In a medium bowl, whisk together the gluten free flour, xanthan gum, baking powder, baking soda, salt, and pumpkin pie spice then set aside.
Add the butter, light brown sugar, and granulated sugar to the bowl of a stand mixer fitted with the paddle attachment. Mix on medium speed until creamed.
Add the egg and mix to combine. Mix in the vanilla extract and the pumpkin puree until thoroughly mixed.

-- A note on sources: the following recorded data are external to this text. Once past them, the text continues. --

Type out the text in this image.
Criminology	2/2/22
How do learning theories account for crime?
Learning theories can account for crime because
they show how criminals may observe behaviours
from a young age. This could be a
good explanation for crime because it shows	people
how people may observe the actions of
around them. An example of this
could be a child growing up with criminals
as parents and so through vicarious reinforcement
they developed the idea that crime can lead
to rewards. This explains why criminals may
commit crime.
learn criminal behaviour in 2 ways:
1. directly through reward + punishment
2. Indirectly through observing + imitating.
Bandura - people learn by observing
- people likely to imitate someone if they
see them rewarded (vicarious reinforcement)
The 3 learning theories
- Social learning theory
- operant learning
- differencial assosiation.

Add half of the flour mixture to the wet ingredients and mix until mostly combined. Add the remaining flour and mix until completely incorporated. Add the chocolate chips and fold in with a spatula.
Use a medium scoop (1 1/2 tablespoons) to scoop the dough onto the prepared cookie sheet. Dough should be about 2 inches apart.
Bake for 12-16 minutes or until cooked through. Let the cookies cool on the pan for 1-2 minutes before cooling completely on cooling racks.
- Use 2 teaspoons of pumpkin pie spice for a stronger pumpkin spice flavor.
- Cookie dough can sit at room temperature if you’re baking in batches.
- Store cookies in an air-tight container up to 3 days. These cookies freeze well.
- I use my nightshade-free gluten free flour blend in this recipe.